The discovery of Indigenous remains on Rottnest Island has sparked calls for stronger heritage protections at the site, which served as a brutal Aboriginal prison where thousands died. Whadjuk leaders want development restrictions and formal recognition of the island's dark history.
The ABC reports that the remains were discovered during development work - exactly the scenario Indigenous leaders have been warning about for years. Rottnest is a popular tourist destination, but it was a death camp for Aboriginal people. Every development project risks disturbing burial sites.
Between 1838 and 1931, Rottnest Island operated as a prison for Aboriginal men and boys from across Western Australia. Conditions were brutal, deaths were common, and burial records were either inadequate or non-existent. The exact number who died there remains unknown, though estimates run into the thousands.
Today, Rottnest is known for quokkas, beaches, and holiday accommodation. That disconnect between the island's tourism brand and its historical reality has long troubled Indigenous communities, who see ongoing development as disrespectful to what is essentially a mass burial ground.

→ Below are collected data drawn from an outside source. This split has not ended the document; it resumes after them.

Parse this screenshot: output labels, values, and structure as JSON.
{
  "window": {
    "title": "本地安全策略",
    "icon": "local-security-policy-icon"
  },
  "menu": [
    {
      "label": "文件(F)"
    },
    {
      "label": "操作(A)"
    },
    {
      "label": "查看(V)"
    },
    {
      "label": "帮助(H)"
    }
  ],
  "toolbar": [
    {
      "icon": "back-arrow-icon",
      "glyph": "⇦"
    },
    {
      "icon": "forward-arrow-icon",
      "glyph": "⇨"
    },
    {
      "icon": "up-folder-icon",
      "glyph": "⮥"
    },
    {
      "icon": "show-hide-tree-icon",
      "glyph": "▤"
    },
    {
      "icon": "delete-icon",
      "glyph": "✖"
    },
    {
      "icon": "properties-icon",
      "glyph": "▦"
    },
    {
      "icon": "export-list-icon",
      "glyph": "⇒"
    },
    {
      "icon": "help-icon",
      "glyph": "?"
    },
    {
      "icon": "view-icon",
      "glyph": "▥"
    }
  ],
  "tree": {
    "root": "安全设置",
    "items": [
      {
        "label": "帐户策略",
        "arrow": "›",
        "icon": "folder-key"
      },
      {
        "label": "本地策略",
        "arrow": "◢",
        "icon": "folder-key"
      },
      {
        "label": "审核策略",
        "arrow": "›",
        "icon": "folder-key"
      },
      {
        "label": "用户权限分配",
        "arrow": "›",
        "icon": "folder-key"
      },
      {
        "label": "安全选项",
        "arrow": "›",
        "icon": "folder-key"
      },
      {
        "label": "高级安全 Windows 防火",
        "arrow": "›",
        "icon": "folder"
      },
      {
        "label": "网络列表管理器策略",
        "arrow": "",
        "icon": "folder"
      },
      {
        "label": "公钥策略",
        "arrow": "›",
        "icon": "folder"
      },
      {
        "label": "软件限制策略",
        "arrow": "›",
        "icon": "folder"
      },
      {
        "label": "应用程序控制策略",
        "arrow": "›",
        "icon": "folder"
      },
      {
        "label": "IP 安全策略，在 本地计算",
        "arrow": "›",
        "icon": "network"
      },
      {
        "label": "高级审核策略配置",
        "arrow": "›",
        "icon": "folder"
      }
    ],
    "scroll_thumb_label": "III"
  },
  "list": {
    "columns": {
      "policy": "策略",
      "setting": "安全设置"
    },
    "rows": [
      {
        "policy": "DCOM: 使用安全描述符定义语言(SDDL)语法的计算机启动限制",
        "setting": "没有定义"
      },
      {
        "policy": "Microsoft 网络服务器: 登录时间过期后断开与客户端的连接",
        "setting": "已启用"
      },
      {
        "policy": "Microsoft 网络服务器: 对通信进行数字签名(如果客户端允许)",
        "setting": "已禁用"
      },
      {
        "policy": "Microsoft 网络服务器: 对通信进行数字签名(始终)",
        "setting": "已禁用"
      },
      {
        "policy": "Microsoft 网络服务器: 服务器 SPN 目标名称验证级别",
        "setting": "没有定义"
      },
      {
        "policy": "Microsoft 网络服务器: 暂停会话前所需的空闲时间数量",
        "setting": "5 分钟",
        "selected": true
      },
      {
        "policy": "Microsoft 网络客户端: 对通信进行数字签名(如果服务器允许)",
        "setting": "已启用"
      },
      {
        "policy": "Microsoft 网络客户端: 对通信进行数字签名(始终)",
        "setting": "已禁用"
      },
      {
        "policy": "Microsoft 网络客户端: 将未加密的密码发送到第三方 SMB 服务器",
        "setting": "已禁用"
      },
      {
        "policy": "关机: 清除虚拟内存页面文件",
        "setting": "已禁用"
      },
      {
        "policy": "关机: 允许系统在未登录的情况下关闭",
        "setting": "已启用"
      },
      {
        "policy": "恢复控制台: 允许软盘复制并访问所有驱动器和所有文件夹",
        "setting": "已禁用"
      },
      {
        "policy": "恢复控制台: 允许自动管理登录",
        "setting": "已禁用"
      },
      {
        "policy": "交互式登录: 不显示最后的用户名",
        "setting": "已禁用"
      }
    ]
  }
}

Whadjuk leaders are calling for a comprehensive heritage protection plan that would restrict development in areas likely to contain remains, require cultural monitors for all ground works, and establish formal memorialization of the island's history. That's the minimum needed to treat the site with appropriate respect.
The Western Australia government faces a choice: continue allowing development that periodically discovers remains, or implement genuine protection that acknowledges what Rottnest actually is - not just a tourist destination, but a site of Aboriginal deaths on a massive scale.
On the Australia subreddit, reactions were largely supportive of stronger protections, with many commenters noting they hadn't known about Rottnest's history as a prison. That's part of the problem - the island's colonial history has been sanitized for tourism.
Mate, Rottnest's a burial ground that we've turned into a holiday destination. The question is whether Western Australia will finally treat it as the cultural site it is, or keep pretending it's just beaches and quokkas until the next set of remains turns up.